NEW YORK (GenomeWeb) – Researchers from the University of North Carolina at Chapel Hill have come up with a sequence motif-based strategy for sorting out functional similarities between long non-coding RNAs (lncRNAs).
The authors described their "sequence evaluation from k-mer representation" (SEEKR) method, which involves quantifying sequence k-mers to compare lncRNA and classify them functionally, in a paper published in Nature Genetics this week. They explained that SEEKR tallies and compares k-mer profiles, tallying k-mers of a given length in each lncRNA and normalizing these counts with insights about the lncRNA's overall length.
"We found that lncRNAs of related function often had similar k-mer profiles despite lacking linear homology, and that k-mer profiles correlated with protein binding to lncRNAs and with their sub-cellular localization," senior author J. Mauro Calabrese, a pharmacology researcher at UNC Chapel Hill's Lineberger Comprehensive Cancer Center, and his colleagues wrote.
Using this strategy, the team profiled and compared k-mer patterns in 161 lncRNAs known for their conservation in mice and humans, uncovering new and known functional similarities between lncRNAs. It also began clustering human and mouse lncRNAs into k-mer-based "communities" in an effort to understand their functions in relation to their cellular localization and other features.

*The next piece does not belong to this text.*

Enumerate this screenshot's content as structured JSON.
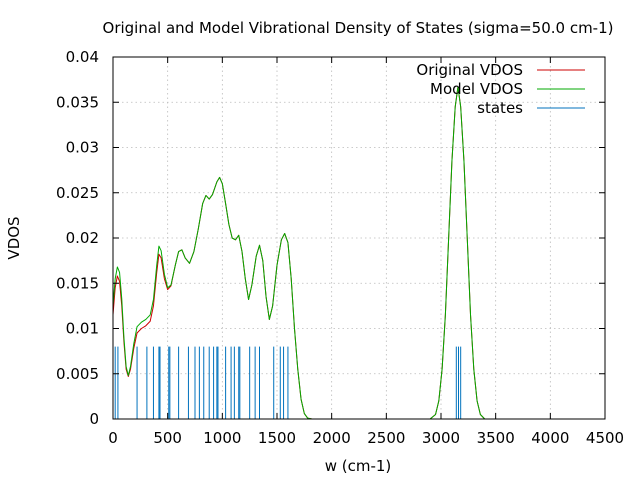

The investigators also used SEEKR — in combination with a "transposable element to test RNA's effect on transcription in cis," or TETRIS assay — to search for lncRNAs with regulatory functions similar to that attributed to Xist, a lncRNA with a documented role in cis-repression of gene expression. In doing so, they picked up a cis-repressive function for another lncRNA called Kcnq1ot1, despite pronounced differences between Xist and Kcnq1ot1 at the linear sequence level.
"SEEKR detected significant similarity between the cis-repressive Kcnq1ot1 and Xist lncRNAs where none was found by conventional alignment algorithms," the authors wrote. "We conclude that lncRNAs of related function can have related k-mer profiles even if they lack linear sequence similarity."
Likewise, the researchers saw signs that still other lncRNAs — including NEAT1 and MALAT1 — may share previously unappreciated similarities with human and mouse versions of Xist. The repressive activity was more pronounced in lncRNAs with k-mers that were closer to Xist, they reported.
The team noted that most lncRNAs are not fully characterized functionally or mechanistically, although thousands have been identified in the human genome, encouraging the group to pursue a method for systematically assessing lncRNA functions.
"A major roadblock to progress remains the inability to detect recurrent relationships between lncRNA sequence and function," the authors wrote, explaining that "[a]n understanding of analogous relationships in proteins has enabled the classification of protein families, functional domains, and mechanisms that, in turn, have led to discoveries that have improve the diagnosis and treatment of disease."
Based on their results so far, the researchers concluded that SEEKR's k-mer-based classification "is a powerful approach to detect recurrent relationships between sequence and function in lncRNAs."